Once the defendant receives the preliminary notice of intent to sue, it has 90 days to file a response. It could respond by accepting the claim and beginning settlement negotiations with the claimant, or it could respond with a denial. If it denies the claim, it must include a valid reason. If the defendant does not respond within 90 days or issues a denial, the claimant then has the right to file a medical malpractice lawsuit with the civil court.
How To Obtain a Certificate of Merit
If you believe you have grounds for a medical malpractice claim, one of the first things you should do is contact a Fort Lauderdale medical malpractice attorney. An attorney can explain your statute of limitations and help you file all the required paperwork by the deadline. This includes obtaining a certificate of merit. A lawyer can connect you with an appropriate medical expert to fill out your affidavit, increasing your chances of the courts accepting your claim as valid.
- A health care provider with an active license to practice
- A provider who has conducted a thorough review of relevant medical records
- Someone who shares the same specialty as the defendant
- A provider who has actively practiced medicine (or taught) in that specialty in the past three years
- A physician who qualifies as an expert witness with a working knowledge of medical standards of care
You or your attorney can request an additional 90 days added to the settlement process if you need more time to find a medical expert. However, your lawyer will need to file this request before the expiration of the original statute of limitations. A lawyer can also help you negotiate a fair settlement with the doctor or hospital’s insurance company if the defendant responds to your claim favorably.
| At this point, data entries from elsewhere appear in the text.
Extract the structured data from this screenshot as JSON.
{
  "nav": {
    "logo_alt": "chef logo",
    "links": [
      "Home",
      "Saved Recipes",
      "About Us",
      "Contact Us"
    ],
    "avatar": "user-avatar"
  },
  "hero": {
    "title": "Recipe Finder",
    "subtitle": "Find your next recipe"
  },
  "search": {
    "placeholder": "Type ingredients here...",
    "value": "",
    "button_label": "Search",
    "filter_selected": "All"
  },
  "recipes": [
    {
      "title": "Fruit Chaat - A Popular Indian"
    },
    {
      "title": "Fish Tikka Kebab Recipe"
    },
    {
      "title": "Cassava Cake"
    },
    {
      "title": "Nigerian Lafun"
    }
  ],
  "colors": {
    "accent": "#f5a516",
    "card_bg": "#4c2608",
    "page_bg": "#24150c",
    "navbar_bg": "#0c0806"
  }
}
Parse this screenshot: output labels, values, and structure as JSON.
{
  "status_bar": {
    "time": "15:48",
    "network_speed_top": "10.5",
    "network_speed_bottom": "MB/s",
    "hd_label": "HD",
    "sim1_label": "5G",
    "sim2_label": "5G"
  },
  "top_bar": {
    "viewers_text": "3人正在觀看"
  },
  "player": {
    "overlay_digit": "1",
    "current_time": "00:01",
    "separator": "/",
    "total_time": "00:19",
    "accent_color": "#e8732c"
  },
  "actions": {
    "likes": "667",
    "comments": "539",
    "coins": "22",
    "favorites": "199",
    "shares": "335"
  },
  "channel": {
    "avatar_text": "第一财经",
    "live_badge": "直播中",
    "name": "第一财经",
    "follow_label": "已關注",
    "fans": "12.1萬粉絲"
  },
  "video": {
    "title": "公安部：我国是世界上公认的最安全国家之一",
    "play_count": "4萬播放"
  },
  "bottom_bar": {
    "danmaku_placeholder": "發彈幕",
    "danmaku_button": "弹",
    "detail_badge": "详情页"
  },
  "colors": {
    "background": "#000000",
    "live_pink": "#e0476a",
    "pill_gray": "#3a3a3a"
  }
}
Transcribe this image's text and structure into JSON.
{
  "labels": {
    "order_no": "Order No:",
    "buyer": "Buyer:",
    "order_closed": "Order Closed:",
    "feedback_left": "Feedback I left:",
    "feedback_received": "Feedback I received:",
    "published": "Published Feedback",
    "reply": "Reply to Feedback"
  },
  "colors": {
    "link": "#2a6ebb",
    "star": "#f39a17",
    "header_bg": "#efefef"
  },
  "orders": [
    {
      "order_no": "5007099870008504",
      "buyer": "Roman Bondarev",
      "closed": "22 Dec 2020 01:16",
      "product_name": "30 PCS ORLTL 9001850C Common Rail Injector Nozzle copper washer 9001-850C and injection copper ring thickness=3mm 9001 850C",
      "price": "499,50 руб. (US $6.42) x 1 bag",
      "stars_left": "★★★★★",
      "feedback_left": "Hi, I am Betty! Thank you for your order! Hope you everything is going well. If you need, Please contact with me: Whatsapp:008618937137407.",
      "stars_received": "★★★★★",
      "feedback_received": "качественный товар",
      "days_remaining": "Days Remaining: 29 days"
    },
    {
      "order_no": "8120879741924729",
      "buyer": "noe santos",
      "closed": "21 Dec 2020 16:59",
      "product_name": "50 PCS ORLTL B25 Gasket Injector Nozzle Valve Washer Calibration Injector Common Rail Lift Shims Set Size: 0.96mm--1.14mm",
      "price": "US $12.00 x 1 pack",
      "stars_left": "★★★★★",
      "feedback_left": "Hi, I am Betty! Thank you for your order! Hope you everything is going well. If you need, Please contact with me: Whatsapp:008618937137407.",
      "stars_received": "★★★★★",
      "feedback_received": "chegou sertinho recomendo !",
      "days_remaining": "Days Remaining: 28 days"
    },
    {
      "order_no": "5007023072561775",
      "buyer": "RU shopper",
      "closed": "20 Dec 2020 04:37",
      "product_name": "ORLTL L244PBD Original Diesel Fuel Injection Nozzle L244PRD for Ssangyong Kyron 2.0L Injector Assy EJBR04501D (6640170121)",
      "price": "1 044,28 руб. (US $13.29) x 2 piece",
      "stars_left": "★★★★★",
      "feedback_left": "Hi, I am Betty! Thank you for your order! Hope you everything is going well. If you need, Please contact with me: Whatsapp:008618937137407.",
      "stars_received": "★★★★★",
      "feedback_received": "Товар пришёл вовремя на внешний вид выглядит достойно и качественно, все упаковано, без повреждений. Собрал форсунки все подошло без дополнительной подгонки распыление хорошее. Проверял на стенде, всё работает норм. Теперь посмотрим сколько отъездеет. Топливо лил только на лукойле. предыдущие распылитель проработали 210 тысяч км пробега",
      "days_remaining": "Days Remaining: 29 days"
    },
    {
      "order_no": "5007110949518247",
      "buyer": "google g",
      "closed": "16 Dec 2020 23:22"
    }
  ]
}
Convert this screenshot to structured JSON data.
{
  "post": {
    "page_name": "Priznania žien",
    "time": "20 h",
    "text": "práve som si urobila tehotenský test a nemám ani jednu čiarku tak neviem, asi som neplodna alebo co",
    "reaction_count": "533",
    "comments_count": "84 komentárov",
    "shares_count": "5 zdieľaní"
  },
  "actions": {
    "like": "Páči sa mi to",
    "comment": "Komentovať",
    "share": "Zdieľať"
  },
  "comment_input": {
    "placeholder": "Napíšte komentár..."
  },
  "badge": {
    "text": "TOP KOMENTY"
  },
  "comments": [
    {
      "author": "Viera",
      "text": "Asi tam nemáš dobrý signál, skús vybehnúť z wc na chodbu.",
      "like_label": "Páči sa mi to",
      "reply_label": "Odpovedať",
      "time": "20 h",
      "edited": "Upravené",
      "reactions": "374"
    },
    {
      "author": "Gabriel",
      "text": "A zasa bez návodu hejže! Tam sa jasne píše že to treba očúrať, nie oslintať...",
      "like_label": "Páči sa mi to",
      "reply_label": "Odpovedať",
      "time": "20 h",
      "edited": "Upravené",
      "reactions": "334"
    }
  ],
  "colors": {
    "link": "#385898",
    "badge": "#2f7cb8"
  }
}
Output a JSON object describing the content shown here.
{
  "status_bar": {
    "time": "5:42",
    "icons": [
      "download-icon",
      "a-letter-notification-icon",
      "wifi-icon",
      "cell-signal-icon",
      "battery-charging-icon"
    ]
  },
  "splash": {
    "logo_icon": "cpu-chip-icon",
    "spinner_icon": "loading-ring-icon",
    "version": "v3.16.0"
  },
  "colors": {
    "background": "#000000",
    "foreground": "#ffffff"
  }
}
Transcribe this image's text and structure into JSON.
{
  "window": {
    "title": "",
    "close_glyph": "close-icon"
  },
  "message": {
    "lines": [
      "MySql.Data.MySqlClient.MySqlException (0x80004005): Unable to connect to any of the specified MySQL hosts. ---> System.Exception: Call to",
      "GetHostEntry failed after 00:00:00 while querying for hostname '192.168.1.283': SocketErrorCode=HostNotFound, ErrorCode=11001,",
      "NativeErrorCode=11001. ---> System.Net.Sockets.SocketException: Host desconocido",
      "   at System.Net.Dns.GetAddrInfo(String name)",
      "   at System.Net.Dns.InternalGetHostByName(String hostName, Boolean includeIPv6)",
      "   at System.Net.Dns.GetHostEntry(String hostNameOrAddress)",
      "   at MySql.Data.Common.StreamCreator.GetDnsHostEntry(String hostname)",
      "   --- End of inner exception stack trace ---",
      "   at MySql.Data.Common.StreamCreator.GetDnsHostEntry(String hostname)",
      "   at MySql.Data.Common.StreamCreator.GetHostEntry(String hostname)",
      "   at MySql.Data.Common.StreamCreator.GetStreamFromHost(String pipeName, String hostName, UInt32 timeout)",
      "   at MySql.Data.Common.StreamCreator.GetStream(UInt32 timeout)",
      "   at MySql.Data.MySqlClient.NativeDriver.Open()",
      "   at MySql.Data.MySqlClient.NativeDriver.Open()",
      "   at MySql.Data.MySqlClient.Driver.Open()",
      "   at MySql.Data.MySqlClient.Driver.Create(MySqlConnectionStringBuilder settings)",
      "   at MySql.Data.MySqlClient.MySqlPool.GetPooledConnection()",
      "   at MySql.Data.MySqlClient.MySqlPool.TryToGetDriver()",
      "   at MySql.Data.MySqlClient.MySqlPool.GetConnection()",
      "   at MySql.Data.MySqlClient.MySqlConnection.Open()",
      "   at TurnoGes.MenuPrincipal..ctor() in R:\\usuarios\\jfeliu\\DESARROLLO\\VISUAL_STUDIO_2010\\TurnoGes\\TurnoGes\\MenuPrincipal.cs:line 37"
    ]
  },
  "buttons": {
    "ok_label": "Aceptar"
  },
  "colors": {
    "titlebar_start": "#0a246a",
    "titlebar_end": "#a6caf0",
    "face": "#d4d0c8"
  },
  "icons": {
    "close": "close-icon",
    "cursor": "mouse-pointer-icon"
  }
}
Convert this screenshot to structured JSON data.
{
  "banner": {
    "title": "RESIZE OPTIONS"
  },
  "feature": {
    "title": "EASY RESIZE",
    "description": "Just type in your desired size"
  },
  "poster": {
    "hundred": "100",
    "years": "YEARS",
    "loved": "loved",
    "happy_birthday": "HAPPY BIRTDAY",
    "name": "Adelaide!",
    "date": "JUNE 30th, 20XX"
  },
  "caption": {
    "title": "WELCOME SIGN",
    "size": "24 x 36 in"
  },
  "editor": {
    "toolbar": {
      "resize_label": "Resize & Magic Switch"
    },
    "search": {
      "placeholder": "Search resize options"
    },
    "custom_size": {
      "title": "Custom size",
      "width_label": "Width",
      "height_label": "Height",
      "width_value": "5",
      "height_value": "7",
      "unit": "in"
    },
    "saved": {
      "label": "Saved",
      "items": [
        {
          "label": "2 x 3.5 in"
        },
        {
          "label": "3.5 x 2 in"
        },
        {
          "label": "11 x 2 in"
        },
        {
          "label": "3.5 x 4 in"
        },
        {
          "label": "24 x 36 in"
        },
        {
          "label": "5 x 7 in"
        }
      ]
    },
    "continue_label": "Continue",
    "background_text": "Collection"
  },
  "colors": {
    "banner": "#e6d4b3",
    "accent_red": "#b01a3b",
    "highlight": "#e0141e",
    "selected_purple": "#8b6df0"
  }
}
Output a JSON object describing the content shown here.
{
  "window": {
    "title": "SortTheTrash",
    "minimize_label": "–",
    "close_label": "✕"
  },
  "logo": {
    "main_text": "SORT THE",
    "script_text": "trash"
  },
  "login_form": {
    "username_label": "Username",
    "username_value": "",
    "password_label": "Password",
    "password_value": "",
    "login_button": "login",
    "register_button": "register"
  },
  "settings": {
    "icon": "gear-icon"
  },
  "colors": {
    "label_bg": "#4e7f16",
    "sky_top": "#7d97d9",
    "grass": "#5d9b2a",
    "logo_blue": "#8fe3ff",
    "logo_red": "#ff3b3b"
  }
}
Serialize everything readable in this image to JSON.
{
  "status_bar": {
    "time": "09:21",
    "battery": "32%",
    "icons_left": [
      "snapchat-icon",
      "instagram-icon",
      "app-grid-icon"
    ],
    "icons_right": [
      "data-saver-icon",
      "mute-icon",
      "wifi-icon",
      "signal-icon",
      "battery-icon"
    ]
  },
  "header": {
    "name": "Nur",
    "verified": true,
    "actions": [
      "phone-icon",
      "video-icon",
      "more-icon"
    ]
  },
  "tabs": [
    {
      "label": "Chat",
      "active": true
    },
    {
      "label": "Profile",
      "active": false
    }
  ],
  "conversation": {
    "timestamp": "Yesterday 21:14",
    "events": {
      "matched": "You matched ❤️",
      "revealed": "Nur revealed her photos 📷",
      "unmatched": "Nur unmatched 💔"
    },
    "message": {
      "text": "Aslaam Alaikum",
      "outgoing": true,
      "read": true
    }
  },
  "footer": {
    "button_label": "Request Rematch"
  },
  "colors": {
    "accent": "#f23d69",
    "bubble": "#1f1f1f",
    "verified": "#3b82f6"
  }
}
How To File Your Certificate of Merit
Once you or your attorney work with a medical expert to investigate your claim and obtain a certificate of merit, file it with your notice of intent to sue with the physical or health care center allegedly at fault for your damages. The certificate will state that a medical professional has a good faith belief in your grounds for legal action. This written opinion may convince the defendant to take the case seriously and offer a fair settlement. If not, the certificate of merit may become evidence during a medical malpractice trial.